Well designed systems must have some over-arching philosophy that guides the development. As developers that have been involved in 3D graphics design and implementation for more than a decade, we do have some fairly well developed set of guides about what we liked and disliked about other scene graphs that we've used. In addition, as active members of a number of these other communities, we also have a very good understanding of what others like and dislike and would like to see, and this has been our guide as we've done the initial work on this project.

 

Target Audience

Aviatrix3D is targeted at the visualisation and simulation markets. It is not designed for game engines. Where a design trade off needs to be made, it is done in favour of multi-threaded and or multipipe rendering infrastructures. Considerations of multi-threaded access are primary in the design, which means lots of protection against users interacting at the "wrong time".

Extensibility

Since the target audience has such a diverse range of hardware that they could and will be running Aviatrix3D on, we built the API so that any given piece can be removed and replaced with something else that may be more suitable for the task at hand. Extensibility extends to all levels - from the basic scene graph structural components through to the various stages of the rendering pipeline.
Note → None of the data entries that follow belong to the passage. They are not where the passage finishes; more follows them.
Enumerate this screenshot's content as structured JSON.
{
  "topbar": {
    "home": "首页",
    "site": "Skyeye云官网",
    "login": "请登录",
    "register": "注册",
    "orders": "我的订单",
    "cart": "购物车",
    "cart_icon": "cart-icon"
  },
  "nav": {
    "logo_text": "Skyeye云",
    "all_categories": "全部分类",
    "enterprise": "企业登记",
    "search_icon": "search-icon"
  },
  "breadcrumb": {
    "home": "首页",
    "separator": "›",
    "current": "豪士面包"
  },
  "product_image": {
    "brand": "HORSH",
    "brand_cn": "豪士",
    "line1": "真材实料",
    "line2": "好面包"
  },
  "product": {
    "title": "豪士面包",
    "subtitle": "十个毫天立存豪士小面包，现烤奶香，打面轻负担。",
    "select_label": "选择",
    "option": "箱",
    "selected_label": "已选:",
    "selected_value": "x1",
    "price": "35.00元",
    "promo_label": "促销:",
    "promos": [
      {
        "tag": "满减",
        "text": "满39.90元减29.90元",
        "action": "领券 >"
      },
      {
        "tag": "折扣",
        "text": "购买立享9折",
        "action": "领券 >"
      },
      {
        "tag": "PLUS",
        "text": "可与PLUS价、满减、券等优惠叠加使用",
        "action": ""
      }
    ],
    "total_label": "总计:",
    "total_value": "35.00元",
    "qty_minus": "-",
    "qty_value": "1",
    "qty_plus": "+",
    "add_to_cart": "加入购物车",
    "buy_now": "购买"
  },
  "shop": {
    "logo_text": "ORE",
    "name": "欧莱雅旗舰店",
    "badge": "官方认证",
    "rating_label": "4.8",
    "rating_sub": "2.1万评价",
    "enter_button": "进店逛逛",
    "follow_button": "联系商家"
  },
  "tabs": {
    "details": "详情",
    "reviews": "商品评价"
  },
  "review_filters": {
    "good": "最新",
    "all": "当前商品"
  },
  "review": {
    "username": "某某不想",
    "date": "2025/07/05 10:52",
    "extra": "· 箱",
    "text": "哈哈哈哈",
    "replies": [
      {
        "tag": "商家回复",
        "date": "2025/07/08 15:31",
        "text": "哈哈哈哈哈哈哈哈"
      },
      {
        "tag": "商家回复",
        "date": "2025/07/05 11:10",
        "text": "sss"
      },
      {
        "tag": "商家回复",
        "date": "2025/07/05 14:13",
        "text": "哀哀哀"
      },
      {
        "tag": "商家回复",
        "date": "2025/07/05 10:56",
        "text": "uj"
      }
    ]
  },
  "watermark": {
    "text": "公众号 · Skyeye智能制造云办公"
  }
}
The only area where we have not permitted extensibility is in the definition of the low-level rendering API. We are about OpenGL, and OpenGL only. There is no facility to extend to different rendering technologies, nor will we make limitations to the design to support the different capabilities provided by other rendering 3D APIs (frequently you can just use the OpenGL type value directly, interchangably with our own constants). We do intend to provide output for non-graphics devices over time too (eg spatialised audio and haptics).

Minimalism

To keep performance high and not burden the rest of the rendering infrastructure with extra implementation cost, the API design is very minimalistic. There is only one way to set and get a value and minimal reliance on external APIs. In addition, the scene graph code contains no implicit functionality. For example, billboards and LODs, both of which imply a functional runtime implemetation requirement inside the scene graph are not provided. Utilities are provided that implement these on top of the core API, but they are not provided as part of the base function.

The code is designed to be as open as possible. We give you enough rope to hang yourself with, a stool and point you at the tree and then tell you to go for it. For example, you can provide a pre and post effect processor that gives you complete access to the GL context allowing you to completely change the visual output from what we wanted to render. If you want to really screw things up, we're not going to prevent you from doing it.

Open Access

Access to all parts of the rendering model are provided. Almost every item of functionality is provided to the end user and there is nothing "hidden" behind the scenes, such as use of package-level API calls etc. In addition, all the classes are provided with protected methods and variables to all the important data structures allowing you to extend with your own functionality as desired.

Also, since this is an open source codebase, you are free to peek, poke and prod at the internals too. If you find a bug, please tell us about it and optionally provide a fix.